Whilst highlighting an enduring commitment to work and illustrating a clear resilience within the urban poor, the co-authors perhaps downplay the possibilities for agency as resistance within the study. Chapter 7 provides the first indication of a possible challenging of the conditions under which work is undertaken, through an interview with an individual who initiated strike action at a controversial and non-unionised local Turkey factory. The co-authors give only little attention to this despite their conclusions that emphasise the continued importance of workers campaigns, such as the Living Wage campaign. The political nature of such antagonisms and specific acts of work place resistance thus remain invisible. The co-author’s construction of agency within the urban poor is subsequently restricted to acts of resilience alongside the processes of capitalism rather than suggesting any possibilities for resistance against it. These acts may not have fallen within the remit of the research but one interviewee’s expression of resentment against being treated ‘like robots’ (p. 134) might provide further political possibilities for analysis.

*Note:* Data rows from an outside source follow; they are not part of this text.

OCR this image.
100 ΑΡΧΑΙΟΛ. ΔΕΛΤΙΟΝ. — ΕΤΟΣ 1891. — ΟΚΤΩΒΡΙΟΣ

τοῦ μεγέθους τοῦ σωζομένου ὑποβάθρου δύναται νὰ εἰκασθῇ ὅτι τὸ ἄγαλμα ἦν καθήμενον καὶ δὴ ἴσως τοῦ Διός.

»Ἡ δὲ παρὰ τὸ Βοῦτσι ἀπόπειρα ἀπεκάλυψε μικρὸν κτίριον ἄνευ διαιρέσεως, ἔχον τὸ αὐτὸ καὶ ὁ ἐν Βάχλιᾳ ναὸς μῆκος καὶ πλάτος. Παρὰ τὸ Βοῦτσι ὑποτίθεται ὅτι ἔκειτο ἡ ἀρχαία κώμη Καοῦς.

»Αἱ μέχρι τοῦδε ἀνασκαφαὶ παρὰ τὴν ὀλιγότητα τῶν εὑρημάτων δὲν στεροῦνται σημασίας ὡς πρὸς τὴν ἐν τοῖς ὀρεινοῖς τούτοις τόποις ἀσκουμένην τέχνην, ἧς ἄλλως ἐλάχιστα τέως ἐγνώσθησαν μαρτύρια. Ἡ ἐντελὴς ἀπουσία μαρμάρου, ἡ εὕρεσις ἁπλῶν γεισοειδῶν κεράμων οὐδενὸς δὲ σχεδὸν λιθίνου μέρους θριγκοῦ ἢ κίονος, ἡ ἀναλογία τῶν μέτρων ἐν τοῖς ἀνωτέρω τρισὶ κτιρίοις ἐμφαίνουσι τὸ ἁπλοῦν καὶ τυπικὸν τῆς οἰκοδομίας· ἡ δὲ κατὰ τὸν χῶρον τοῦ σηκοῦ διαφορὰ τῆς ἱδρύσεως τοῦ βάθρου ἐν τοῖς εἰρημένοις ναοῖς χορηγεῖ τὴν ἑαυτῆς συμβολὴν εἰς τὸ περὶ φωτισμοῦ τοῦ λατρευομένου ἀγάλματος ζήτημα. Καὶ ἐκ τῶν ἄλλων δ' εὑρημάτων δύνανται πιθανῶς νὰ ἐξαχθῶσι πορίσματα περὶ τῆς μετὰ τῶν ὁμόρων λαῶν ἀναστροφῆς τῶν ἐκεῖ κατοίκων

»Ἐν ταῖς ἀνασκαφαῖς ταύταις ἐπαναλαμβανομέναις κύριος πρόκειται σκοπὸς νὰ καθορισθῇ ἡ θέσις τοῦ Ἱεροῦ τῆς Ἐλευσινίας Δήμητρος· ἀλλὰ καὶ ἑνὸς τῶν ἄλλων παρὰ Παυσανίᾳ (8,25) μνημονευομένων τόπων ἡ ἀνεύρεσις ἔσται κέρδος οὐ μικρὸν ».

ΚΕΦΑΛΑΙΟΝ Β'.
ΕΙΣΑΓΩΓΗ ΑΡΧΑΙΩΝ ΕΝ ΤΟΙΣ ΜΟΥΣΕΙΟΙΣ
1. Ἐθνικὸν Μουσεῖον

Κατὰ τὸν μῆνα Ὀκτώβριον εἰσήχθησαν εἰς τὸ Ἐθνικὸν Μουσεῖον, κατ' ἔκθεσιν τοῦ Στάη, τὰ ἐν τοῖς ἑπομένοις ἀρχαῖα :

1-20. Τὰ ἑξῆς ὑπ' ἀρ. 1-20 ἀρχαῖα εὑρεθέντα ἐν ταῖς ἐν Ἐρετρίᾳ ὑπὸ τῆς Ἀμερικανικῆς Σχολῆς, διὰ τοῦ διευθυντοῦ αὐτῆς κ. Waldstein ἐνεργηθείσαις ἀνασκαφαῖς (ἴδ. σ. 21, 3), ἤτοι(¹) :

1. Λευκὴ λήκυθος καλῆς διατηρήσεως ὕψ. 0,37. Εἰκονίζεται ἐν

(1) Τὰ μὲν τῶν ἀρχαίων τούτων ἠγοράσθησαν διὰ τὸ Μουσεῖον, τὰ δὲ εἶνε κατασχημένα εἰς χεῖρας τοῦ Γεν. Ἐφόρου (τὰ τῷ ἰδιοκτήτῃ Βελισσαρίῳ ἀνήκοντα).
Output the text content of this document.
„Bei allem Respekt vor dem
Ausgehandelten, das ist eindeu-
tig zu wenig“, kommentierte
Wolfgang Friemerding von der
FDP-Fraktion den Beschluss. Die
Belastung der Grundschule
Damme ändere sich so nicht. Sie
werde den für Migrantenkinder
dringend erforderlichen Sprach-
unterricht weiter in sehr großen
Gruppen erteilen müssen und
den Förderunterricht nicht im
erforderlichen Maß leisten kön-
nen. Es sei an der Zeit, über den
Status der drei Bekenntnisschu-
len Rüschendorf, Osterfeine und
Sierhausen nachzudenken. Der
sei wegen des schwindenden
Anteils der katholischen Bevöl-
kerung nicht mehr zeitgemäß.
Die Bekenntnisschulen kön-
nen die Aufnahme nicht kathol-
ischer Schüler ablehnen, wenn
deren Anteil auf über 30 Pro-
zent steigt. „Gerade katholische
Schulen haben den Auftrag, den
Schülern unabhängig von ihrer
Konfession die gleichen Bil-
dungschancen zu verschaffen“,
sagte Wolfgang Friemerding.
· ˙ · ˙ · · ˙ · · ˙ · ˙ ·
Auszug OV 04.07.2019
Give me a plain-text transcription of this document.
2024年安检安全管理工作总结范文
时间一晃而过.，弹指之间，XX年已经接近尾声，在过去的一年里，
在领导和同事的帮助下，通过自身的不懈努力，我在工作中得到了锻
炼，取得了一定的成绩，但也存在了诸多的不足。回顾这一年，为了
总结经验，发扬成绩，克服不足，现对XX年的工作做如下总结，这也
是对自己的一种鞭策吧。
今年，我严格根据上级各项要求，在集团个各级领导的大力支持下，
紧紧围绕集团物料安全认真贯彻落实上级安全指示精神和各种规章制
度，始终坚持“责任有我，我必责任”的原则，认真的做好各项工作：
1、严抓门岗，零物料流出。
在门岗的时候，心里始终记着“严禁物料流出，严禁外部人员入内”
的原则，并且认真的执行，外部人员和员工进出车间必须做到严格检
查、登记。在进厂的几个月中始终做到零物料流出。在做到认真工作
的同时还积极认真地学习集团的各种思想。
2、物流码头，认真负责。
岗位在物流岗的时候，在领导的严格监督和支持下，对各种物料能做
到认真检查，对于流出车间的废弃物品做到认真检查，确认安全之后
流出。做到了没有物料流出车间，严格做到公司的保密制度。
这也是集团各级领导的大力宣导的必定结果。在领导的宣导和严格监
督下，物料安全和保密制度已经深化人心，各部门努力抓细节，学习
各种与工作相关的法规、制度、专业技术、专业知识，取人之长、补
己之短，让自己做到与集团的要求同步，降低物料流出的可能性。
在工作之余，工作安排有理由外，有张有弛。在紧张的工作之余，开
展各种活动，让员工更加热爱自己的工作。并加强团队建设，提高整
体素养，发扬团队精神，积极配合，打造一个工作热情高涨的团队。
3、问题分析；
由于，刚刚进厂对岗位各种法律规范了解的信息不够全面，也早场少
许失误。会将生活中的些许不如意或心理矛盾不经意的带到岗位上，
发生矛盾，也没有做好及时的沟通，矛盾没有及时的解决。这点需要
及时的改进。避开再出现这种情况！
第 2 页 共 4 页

In summary, Poverty and Insecurity: Life in Low-pay, No-pay Britain provides a vital corrective to recent portrayals of worklessness. By foregrounding the agency and experience of urban poverty the co-authors ask pertinent questions of the ‘demand’ side of the British economy. This emphasis on the actual lived experience is what allows the book to make an important contribution to debates about insecure work and unemployment. It is also clear that gaining a job does not necessarily allow people to leave poverty. There are clear problems of low pay within employment which parallel the many difficulties of gaining access to and managing welfare payments when unemployed. These barriers to escaping poverty create a ‘churning’ effect rarely raised in popular discussion regarding welfare and unemployment. Despite this disheartening reality, many participants within the study rejected poverty as a category for themselves and instead placed emphasis on their own ‘getting by’. Such emphasis on personal experience of the low-pay, no-pay cycle allows the co-authors to rightly conclude that a significant first step in reducing poverty and insecurity in Britain is to expose and destroy the myth of the welfare scrounger.